What is it that draws close the writing of Mircea Cărtărescu and Maria Gabriela Llansol? They are both European writers in the broad sense that they call upon a common pool of themes, myths and visions. Their writing appears, from what is translated heroically into English, to be marked by a transgression of genre, seeking instead to dance in the spaces between realism, magical realism, poetry, essay and analysis. Both writers summon strange figures to an oneiric imaginary geography, slipping in and out of the dramatis personae that is above all a way of constructing a form of hermitic autobiography. One could argue that their novels’ narrative fabric exists primarily as a device for reflection. There is also the space in which their stories function, bound not by a common conception of time but spatially, an amazing world where time sags and slows, dissolving into seemingly bottomless holes.
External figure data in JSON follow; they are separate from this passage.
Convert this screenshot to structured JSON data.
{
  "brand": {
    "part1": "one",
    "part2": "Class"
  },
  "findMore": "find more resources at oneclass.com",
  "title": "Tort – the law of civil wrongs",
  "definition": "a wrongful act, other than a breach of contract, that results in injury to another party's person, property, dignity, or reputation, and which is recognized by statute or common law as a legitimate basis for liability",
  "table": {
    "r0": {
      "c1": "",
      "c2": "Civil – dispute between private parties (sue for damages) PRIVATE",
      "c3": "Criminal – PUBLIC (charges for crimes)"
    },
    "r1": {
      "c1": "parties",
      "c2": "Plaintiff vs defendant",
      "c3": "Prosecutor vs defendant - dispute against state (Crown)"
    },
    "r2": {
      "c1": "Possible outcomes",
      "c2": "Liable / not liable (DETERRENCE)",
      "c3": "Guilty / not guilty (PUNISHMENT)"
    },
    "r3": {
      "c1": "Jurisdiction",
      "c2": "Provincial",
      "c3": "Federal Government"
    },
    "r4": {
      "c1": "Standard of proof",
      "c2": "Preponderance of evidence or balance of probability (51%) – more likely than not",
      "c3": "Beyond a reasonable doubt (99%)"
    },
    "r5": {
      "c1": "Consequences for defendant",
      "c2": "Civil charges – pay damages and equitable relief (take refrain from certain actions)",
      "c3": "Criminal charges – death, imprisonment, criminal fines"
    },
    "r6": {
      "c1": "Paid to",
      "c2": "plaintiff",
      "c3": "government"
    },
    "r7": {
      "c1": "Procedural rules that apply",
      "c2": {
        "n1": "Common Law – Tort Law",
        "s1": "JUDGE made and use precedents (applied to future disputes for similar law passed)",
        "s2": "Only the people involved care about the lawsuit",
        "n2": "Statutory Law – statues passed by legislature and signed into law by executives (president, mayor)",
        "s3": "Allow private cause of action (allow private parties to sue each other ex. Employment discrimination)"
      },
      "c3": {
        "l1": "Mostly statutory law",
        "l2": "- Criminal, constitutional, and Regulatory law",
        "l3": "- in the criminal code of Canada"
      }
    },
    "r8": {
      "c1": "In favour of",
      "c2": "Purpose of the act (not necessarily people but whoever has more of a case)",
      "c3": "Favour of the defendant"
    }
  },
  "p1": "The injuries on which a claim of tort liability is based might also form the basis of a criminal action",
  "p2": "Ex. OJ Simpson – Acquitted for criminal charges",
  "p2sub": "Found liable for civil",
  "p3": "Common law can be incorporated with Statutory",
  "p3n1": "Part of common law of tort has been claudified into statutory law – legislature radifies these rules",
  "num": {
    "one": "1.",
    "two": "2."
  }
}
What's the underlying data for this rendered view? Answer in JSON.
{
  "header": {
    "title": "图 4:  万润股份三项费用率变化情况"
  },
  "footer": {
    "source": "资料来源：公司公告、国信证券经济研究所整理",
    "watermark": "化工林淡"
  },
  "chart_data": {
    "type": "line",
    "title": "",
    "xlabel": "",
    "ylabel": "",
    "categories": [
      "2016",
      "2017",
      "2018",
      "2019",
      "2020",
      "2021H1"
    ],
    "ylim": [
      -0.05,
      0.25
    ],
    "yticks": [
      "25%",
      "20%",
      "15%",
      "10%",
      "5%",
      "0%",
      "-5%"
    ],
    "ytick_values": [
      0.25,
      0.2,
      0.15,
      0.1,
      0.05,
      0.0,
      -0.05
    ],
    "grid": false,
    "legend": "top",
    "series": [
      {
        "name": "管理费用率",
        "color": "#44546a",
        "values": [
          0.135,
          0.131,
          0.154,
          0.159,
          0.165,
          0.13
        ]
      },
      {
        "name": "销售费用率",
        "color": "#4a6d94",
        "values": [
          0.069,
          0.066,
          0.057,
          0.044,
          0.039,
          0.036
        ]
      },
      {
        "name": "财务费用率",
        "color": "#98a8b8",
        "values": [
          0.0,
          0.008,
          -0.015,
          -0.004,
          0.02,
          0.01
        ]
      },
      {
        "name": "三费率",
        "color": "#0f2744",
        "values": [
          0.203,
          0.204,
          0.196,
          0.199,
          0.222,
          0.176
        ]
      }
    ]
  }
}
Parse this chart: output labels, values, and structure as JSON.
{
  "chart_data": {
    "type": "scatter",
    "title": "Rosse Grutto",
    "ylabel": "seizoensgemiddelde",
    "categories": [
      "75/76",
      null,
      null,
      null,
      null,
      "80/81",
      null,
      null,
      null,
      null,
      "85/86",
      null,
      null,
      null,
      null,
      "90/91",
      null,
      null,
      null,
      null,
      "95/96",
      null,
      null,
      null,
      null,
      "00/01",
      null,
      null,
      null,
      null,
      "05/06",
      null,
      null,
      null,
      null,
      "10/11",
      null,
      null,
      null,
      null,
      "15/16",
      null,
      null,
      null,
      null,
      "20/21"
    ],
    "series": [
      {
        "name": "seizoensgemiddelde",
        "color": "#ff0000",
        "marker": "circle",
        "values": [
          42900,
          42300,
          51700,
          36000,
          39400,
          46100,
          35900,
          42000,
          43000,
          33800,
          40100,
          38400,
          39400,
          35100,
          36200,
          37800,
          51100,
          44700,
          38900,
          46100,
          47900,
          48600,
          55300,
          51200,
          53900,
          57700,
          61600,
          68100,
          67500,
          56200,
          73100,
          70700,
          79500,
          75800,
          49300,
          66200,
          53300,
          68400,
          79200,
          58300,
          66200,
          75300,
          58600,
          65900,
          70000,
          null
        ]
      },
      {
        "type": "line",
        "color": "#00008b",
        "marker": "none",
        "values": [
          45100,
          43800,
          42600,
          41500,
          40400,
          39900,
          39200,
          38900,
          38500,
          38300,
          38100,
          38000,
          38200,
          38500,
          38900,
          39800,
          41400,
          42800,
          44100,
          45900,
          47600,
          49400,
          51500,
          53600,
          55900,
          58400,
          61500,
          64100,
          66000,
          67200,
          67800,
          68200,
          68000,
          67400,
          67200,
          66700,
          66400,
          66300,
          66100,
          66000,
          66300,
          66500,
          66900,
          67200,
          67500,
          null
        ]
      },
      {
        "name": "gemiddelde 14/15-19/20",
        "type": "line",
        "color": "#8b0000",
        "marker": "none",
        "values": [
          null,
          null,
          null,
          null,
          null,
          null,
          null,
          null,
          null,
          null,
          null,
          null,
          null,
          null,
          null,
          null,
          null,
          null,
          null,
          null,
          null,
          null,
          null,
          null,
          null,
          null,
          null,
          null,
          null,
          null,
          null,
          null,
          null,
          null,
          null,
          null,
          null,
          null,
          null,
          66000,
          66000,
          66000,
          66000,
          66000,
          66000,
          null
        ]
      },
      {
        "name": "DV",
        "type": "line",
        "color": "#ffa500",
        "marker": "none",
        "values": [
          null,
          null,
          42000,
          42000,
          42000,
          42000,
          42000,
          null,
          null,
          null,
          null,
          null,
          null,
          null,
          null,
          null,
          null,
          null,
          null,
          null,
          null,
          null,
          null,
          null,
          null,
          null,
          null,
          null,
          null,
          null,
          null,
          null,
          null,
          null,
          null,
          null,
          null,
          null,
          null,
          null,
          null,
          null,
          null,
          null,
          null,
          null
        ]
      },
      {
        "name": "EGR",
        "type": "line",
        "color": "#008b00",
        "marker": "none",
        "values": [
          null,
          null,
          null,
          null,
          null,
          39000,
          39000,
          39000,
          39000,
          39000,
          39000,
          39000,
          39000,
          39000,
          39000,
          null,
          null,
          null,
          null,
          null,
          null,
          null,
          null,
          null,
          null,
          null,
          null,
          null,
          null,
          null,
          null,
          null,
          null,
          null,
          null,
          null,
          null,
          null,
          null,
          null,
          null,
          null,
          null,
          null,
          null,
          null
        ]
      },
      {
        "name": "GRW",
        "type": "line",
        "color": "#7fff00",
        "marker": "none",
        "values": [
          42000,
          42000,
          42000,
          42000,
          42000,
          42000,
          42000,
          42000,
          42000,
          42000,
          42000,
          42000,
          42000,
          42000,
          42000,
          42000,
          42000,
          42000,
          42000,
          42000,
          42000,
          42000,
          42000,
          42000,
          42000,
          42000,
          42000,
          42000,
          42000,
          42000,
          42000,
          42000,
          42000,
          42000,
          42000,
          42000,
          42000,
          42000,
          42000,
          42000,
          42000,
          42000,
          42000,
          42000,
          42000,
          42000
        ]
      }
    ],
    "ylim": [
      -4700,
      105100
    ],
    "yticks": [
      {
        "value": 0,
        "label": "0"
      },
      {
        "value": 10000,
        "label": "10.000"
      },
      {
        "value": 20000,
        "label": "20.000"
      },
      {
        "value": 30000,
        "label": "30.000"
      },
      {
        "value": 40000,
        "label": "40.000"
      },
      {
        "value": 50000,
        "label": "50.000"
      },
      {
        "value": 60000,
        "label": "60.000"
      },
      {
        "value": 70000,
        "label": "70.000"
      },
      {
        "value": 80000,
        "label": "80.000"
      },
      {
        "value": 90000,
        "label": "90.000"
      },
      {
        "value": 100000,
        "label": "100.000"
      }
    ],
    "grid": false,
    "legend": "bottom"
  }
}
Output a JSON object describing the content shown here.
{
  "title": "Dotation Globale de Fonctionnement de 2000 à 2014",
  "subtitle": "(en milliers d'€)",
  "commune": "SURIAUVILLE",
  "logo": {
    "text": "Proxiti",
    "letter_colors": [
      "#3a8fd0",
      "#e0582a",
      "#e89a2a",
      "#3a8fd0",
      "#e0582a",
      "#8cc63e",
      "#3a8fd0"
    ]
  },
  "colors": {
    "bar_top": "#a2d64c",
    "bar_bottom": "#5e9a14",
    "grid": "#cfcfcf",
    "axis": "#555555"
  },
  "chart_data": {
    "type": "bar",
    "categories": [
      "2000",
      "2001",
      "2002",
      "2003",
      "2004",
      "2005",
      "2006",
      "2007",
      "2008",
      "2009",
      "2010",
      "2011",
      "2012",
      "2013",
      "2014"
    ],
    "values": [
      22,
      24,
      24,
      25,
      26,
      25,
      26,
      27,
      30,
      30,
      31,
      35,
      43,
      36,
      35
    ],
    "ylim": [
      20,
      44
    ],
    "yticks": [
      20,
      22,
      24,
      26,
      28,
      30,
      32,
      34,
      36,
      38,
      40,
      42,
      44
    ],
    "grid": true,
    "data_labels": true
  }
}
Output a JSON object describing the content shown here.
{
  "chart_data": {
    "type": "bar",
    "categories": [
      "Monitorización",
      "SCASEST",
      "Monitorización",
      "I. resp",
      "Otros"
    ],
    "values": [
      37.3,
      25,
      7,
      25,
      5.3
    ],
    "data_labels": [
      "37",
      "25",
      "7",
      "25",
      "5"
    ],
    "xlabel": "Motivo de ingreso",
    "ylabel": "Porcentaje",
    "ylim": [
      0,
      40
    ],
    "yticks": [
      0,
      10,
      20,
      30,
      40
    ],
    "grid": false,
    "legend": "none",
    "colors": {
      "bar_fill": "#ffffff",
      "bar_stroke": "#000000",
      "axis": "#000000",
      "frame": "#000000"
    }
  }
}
Both write in dialogue with ancient sources (the Bible and Ovid came quickest to mind) and also a strange world of literature that explores metafiction and intertextuality, inevitably hearkening back to old touchstones like Borges, Kafka, the Woolf of Orlando, even Nietzsche, and to writers I tasted and disregarded like Pynchon and García Márquez.

[The title of this post is from Roberto Bazlen’s Notes Without a Text.]